ModelSession (~5h)Weekly (~7d)
Haiku~1.2M tokens~6M tokens
Sonnet~400K tokens~2M tokens
Opus~200K tokens~1M tokens

These are approximate estimates — Anthropic does not publish exact numbers. Calibrate your own values using claude.ai/settings/usage (see the usage tracker setup guide).

Why this matters for parallel agents

A 3-agent parallel run with Haiku might use ~90K tokens total. That fits easily in Haiku's 200k context window per agent, but it consumes ~7.5% of your ~1.2M session quota. The same run with Opus uses similar tokens but that's ~45% of your ~200K session quota. The context window is rarely the bottleneck — the subscription quota is.

Model Selection

All parallel sub-agent skills ask which model to use at run time. Haiku is the default and recommended choice for parallel runs — it costs significantly less from your subscription quota than Sonnet or Opus.

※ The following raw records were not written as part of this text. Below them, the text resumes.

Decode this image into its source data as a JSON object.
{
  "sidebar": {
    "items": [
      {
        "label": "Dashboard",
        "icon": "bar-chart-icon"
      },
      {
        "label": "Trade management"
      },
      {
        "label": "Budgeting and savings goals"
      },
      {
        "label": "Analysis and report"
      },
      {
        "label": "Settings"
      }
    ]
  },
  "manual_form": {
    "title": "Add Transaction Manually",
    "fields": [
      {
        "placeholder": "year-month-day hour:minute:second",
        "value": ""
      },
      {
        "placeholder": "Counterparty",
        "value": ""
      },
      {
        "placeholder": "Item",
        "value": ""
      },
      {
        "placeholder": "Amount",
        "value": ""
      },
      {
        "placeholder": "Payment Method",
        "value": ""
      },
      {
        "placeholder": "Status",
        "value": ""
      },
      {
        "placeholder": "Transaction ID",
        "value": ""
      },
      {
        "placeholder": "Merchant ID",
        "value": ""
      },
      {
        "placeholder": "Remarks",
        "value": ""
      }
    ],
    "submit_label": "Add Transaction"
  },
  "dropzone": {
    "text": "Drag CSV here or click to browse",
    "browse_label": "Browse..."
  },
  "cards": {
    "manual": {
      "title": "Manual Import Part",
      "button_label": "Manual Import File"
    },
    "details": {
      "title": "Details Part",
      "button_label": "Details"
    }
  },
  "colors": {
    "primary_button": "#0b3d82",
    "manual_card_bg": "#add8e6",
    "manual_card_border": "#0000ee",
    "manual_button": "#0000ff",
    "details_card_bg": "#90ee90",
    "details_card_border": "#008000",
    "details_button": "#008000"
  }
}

ModelContext windowCap costBest for
Haiku 4.5 (default)200k tokensLowestMost parallel test runs — broad coverage, fast, quota-efficient
Sonnet 4.61M tokensHigherBrowser-heavy tasks with many snapshots, or nuanced analysis
Opus 4.61M tokensHighestFinal pre-release testing or critical targeted reviews

Skills that ask for a model choice when launching agents:

  • /test-counsel — 8 agents (one per persona)
  • /feature-counsel — 8 agents (one per persona)
  • /test-app (Full mode) — 6 agents (one per perspective)
  • /opsx-pipeline — 1–5 agents (model selectable per change or uniformly for all)
  • /test-scenario-run — Haiku by default, Sonnet optional (asked per run)

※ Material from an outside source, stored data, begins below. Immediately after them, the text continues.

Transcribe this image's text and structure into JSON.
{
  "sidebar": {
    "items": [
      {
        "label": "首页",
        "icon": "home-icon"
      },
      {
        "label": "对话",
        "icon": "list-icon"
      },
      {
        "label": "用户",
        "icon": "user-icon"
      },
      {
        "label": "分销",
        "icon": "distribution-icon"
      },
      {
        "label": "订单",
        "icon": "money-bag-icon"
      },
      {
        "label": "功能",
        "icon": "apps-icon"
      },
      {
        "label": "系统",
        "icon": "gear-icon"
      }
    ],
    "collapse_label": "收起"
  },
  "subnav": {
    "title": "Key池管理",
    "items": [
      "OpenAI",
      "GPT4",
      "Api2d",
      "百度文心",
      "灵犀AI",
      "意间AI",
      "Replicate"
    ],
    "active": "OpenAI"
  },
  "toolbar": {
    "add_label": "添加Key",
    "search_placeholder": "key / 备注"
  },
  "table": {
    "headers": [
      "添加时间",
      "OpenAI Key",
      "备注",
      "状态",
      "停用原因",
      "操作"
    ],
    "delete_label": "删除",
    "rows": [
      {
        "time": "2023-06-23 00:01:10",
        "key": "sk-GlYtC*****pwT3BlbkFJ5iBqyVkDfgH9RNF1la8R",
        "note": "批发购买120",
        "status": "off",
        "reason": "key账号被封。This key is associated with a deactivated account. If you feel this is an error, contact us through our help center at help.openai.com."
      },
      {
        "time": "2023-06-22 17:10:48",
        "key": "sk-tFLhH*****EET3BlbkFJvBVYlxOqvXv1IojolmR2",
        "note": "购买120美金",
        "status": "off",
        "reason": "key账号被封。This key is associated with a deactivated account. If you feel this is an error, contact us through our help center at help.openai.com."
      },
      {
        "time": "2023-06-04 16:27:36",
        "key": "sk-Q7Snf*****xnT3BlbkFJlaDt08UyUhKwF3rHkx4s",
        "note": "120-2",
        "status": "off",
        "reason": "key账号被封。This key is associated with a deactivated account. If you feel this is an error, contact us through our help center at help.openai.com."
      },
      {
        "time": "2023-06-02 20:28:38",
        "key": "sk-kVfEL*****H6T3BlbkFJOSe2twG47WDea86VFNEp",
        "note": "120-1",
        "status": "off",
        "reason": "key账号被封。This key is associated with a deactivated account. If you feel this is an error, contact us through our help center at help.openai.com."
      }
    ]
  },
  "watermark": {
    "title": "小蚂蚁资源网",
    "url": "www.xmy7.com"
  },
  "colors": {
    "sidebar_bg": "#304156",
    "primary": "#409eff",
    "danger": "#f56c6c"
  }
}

Choosing Sonnet or Opus: Both have a 1M context window vs Haiku's 200k. For browser-heavy tasks that process many page snapshots or read large files, Sonnet's larger context is an advantage. Reserve Opus for final pre-release sweeps or critical targeted reviews where maximum reasoning depth matters.

The main conversation (where you type commands) always uses whichever model you have active. Only the sub-agents use the model you select when prompted.

For guidance on which testing commands to use and when, see testing.md.

Monitor Your Live Usage

The usage tracker lets you watch your token consumption in real time from a terminal panel in VS Code — useful for knowing how much cap you have left before starting a parallel-agent run.

# One-line status check
python3 usage-tracker/claude-usage-tracker.py --status-bar

# Live monitoring (30s refresh)
python3 usage-tracker/claude-usage-tracker.py --monitor

The tracker reads Claude Code's session files (~/.claude/projects/) directly and is accurate for API token counts. The limit thresholds are approximate — verify your real cap at claude.ai/settings/usage. Setup instructions: usage-tracker/SETUP.md.